PCNs, therefore, will continue to grow, and potentially take on a increasing role in relation to access and quality across all of its member practices.  PCNs already need far more of an infrastructure than they have (think training, HR, finance, governance, performance etc), and this need only becomes more pressing with further growth and investment.  There also needs to be a bringing together of the PCNs within any place area, to make it workable for the system as a whole.

Where does this infrastructure come from?  One of the other provider organisations in the ICS is the most obvious solution.  Such an integration sorts out the infrastructure issue, as general practice and PCNs can simply tap into the already existing quality, estates, HR (etc) functions within that organisation.

While this might feel like too big of a leap, our Secretary of State seems to have already nailed his colours firmly to the mast with his support for the recent think tank paper extolling the virtues of the vertical integration of general practice and its assimilation into acute trusts.  ICSs want to be able to do business with general practice, and this will be far easier if it is all sitting within an existing organisation with a Board and Chief Executive and clear lines of accountability.  For the other provider organisations within an ICS, one of them taking this on seems a far more attractive option than anything else, if for no other reason than it limits the number of providers around the ICS table.

The alternative is that general practice takes this on and organises itself.  The GP organisations in an area can choose to come together and create a single leadership team, and bring the LMC, federation and PCN leaders all into one group.  This group can start to operate as the leadership team for local general practice.  They can build on any existing infrastructure they have, such as that within their local federation, and work with the CCG primary care team to take on more of the resources that are currently sitting there.

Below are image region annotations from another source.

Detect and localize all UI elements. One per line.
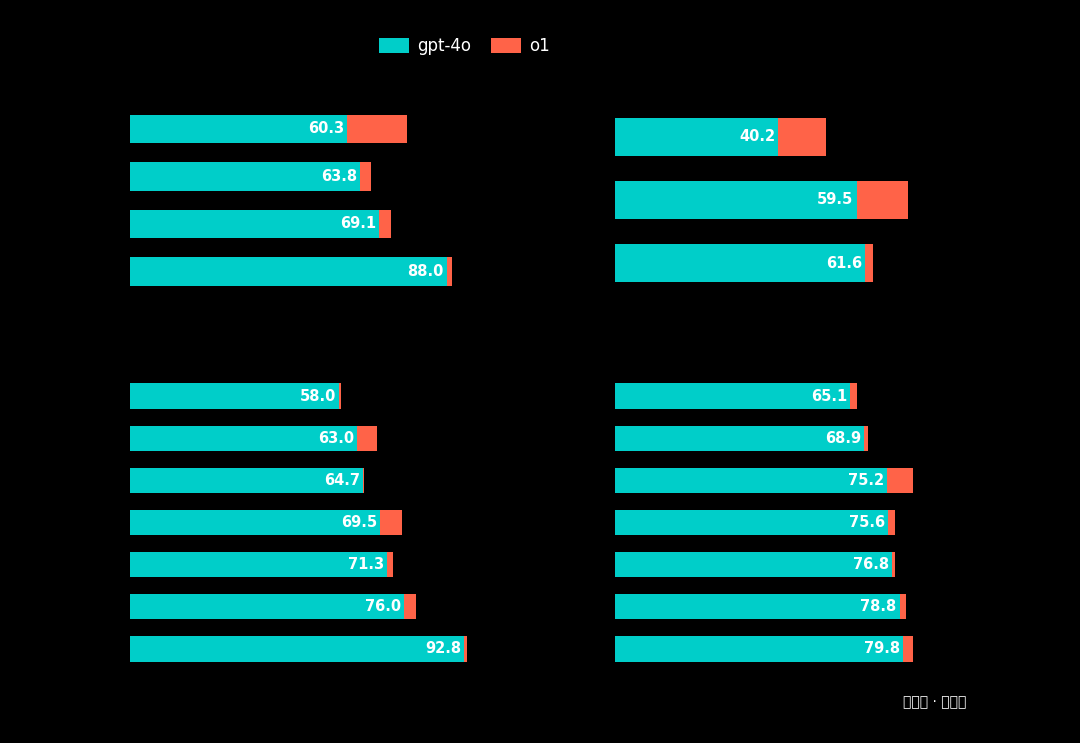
Text: 40.2: 40.2: [739, 129, 775, 144]
Text: 79.8: 79.8: [864, 641, 901, 656]
Text: 71.3: 71.3: [348, 557, 383, 572]
Bar: [615, 510, 895, 535]
Bar: [130, 114, 407, 143]
Text: 76.0: 76.0: [365, 600, 401, 614]
Bar: [130, 510, 402, 535]
Bar: [130, 636, 464, 661]
Bar: [130, 636, 467, 661]
Text: 60.3: 60.3: [308, 121, 345, 136]
Legend: gpt-4o, o1: gpt-4o, o1: [372, 30, 557, 62]
Bar: [615, 426, 867, 451]
Text: 92.8: 92.8: [426, 641, 461, 656]
Bar: [615, 594, 906, 620]
Text: 69.1: 69.1: [340, 216, 376, 231]
Text: 58.0: 58.0: [299, 389, 336, 403]
Bar: [615, 117, 826, 156]
Text: 59.5: 59.5: [818, 192, 853, 207]
Bar: [130, 426, 356, 451]
Text: 75.2: 75.2: [848, 473, 883, 488]
Bar: [615, 636, 903, 661]
Bar: [615, 244, 873, 282]
Text: 78.8: 78.8: [861, 600, 896, 614]
Bar: [615, 383, 856, 409]
Bar: [130, 552, 387, 577]
Bar: [130, 257, 447, 285]
Text: 61.6: 61.6: [826, 256, 862, 271]
Text: 公众号 · 架构师: 公众号 · 架构师: [903, 695, 967, 710]
Text: 76.8: 76.8: [853, 557, 890, 572]
Bar: [615, 383, 850, 409]
Bar: [130, 594, 404, 620]
Text: 88.0: 88.0: [407, 264, 444, 279]
Bar: [130, 210, 379, 238]
Bar: [615, 426, 864, 451]
Bar: [615, 117, 779, 156]
Text: 65.1: 65.1: [811, 389, 847, 403]
Bar: [615, 552, 892, 577]
Bar: [615, 181, 856, 219]
Bar: [615, 510, 888, 535]
Bar: [130, 210, 391, 238]
Bar: [130, 426, 377, 451]
Text: 63.8: 63.8: [321, 169, 356, 184]
Bar: [130, 162, 372, 190]
Bar: [615, 552, 895, 577]
Bar: [130, 162, 360, 190]
Bar: [130, 257, 453, 285]
Bar: [130, 383, 339, 409]
Bar: [130, 510, 380, 535]
Text: 68.9: 68.9: [825, 431, 861, 446]
Bar: [130, 594, 416, 620]
Text: 75.6: 75.6: [849, 515, 886, 530]
Bar: [130, 467, 364, 493]
Bar: [615, 594, 900, 620]
Bar: [130, 383, 340, 409]
Bar: [130, 552, 393, 577]
Bar: [615, 244, 865, 282]
Bar: [615, 181, 907, 219]
Bar: [130, 467, 363, 493]
Bar: [130, 114, 347, 143]
Text: 63.0: 63.0: [318, 431, 354, 446]
Text: 69.5: 69.5: [341, 515, 377, 530]
Bar: [615, 636, 913, 661]
Text: 64.7: 64.7: [324, 473, 360, 488]
Bar: [615, 467, 887, 493]
Bar: [615, 467, 913, 493]
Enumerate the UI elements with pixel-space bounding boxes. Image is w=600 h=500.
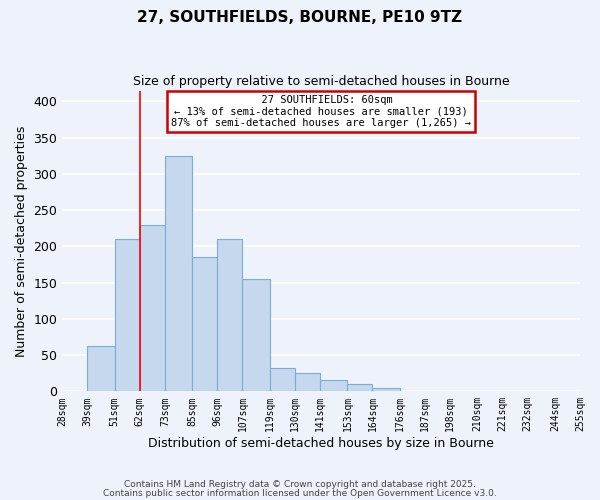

I am not underestimating how difficult a task this is, but there are places up and down the country who are starting to work this through and put it into place.

Nobody else will want this.  It is easier for them to work with the existing provider organisations.  For them, waiting for the inevitable requirement for someone else to need to take this on is the easiest option.  While it might feel like a big change for general practice to make, it might also be the only opportunity general practice has to secure its independence into the future.